As I reflect on the past six months, I feel that I grew both personally and professionally while navigating the uncertainty of COVID-19. At the beginning of 2020, I was set to get married at the end of March, graduate from law school in early May, take the bar exam at the end of July and start working full time at Moye White in late August. Little did I – or the rest of the world – know what was in store for us. All of those exciting life milestones still happened, but the road there was a bit different than I anticipated.
Finishing Law School and Graduation
On March 11, I received communication that the University of Colorado Law School would be transitioning to remote instruction, and in-person graduation was in jeopardy. By March 16, professors and students alike were expected to be fluent in Zoom. March 16 came and went, and while everyone tried their best, it was clear that Zoom could not replace in-person instruction.
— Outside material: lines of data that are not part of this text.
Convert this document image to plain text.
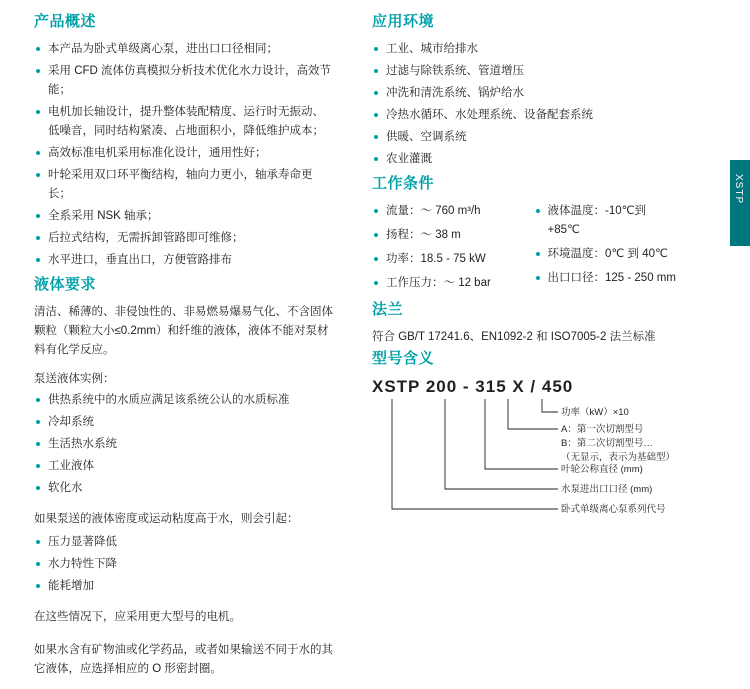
产品概述
本产品为卧式单级离心泵，进出口口径相同；
采用 CFD 流体仿真模拟分析技术优化水力设计，高效节能；
电机加长轴设计，提升整体装配精度、运行时无振动、低噪音，同时结构紧凑、占地面积小，降低维护成本；
高效标准电机采用标准化设计，通用性好；
叶轮采用双口环平衡结构，轴向力更小，轴承寿命更长；
全系采用 NSK 轴承；
后拉式结构，无需拆卸管路即可维修；
水平进口，垂直出口，方便管路排布
液体要求

清洁、稀薄的、非侵蚀性的、非易燃易爆易气化、不含固体颗粒（颗粒大小≤0.2mm）和纤维的液体，液体不能对泵材料有化学反应。

泵送液体实例：
供热系统中的水质应满足该系统公认的水质标准
冷却系统
生活热水系统
工业液体
软化水

如果泵送的液体密度或运动粘度高于水，则会引起：

压力显著降低
水力特性下降
能耗增加

在这些情况下，应采用更大型号的电机。

如果水含有矿物油或化学药品，或者如果输送不同于水的其它液体，应选择相应的 O 形密封圈。

应用环境
工业、城市给排水
过滤与除铁系统、管道增压
冲洗和清洗系统、锅炉给水
冷热水循环、水处理系统、设备配套系统
供暖、空调系统
农业灌溉
工作条件
流量：～ 760 m³/h
扬程：～ 38 m
功率：18.5 - 75 kW
工作压力：～ 12 bar
液体温度：-10℃到 +85℃
环境温度：0℃ 到 40℃
出口口径：125 - 250 mm
法兰

符合 GB/T 17241.6、EN1092-2 和 ISO7005-2 法兰标准

型号含义
XSTP 200 - 315 X / 450
功率（kW）×10
A：第一次切割型号
B：第二次切割型号…
（无显示，表示为基础型）
叶轮公称直径 (mm)
水泵进出口口径 (mm)
卧式单级离心泵系列代号
XSTP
Zoom class was not unlike many initial remote meetings. A bit awkward and full of “Sorry, I forgot I was on mute!” Just like in-person learning, some instruction was better than others when we were remote. In addition to figuring out how to be successful in our new environment, my classmates and I had to navigate a string of uncertainty. What will final exams look like? Were we really going to graduate on Zoom? Is there even going to be a bar exam? There was lots of speculation on what was to come.
I want to emphasize that I am an incredibly fortunate graduate. I was able to attend Zoom classes because I had stable internet and space at home to work. I was not trying to secure a job, and my postgraduate employment offer remained unchanged. Many of my peers lost their job offers or are trying to find other work because their legal jobs now don’t start until 2021.
As final exams approached, we learned our courses would be pass/fail and final assignments administered remotely. This relieved a lot of pressure. However, I also felt for my peers who worked to earn higher marks for their last semester. In the end, pass/fail grading was the most equitable decision CU Law could have made. So, unceremoniously, I turned in my last assignments and one final exam. With the press of a button, law school was over.
Then came graduation, without the pomp and circumstance. No regalia, no stage, no walk from the law school to Macky Auditorium as many before us had done. While CU tried its best, our livestream graduation lagged, loved ones missed a milestone, and many lacked closure on this chapter. There was no time to grieve the loss. We had to move on. Bar prep was around the corner.
The Bar Exam
After taking a week off, I began to prepare for the bar. I continued working part time at Moye White while I studied. The team of attorneys and staff could not have been more supportive and helpful. After finishing the school year in a remote environment, I transitioned to remote bar preparations.
New information on COVID-19 and how other jurisdictions were adapting was released on almost a daily basis. I religiously read about the disease, knowing I had an in-person exam on the horizon. Many signed letters, made statements, and worked to illustrate the choice the class of 2020 and others had to make – push taking the exam to February and be able to practice in a limited capacity under supervision, or take the exam and risk contracting COVID-19 after spending approximately 20 hours in an enclosed space over the course of two days. I chose to sit for the exam.
On exam day, I checked in at 7 a.m., someone took my temperature, and I lined up outside, waiting to check in for the day. In many ways, it was nice to be back on campus. The environment and people were familiar. Unfamiliar were the precautions and protocols we had to follow. We wore masks throughout the examination period, you could only drink water that you brought with you, bathrooms were closely monitored to ensure the maximum number of people allowed was not exceeded, and we were somewhat spaced out in our testing rooms. And, after two days, we emerged like those before us – unsure if we’d passed and still unable to explain the rule against perpetuities.
Transitioning to Law Clerk
I took the rest of the week off and then began working full time as a Law Clerk in the Real Estate Section at Moye White on August 3. In many ways, I picked up where we left off. In other ways, starting a job in a remote environment is odd. Again, I was lucky. I had the privilege to get to know and work with my peers at Moye White prior to the pandemic. I’m encouraged by how well our team has transitioned and adapted to the new normal.
It will be an honor to become a member of the legal community, should my bar results be positive. While the last six months have been unorthodox and presented new challenges, I know that the future is bright, and I am proud to have gone through this process with the class of 2020.
This artilce was authored by Bobby Dishell, Law Clerk at Moye White.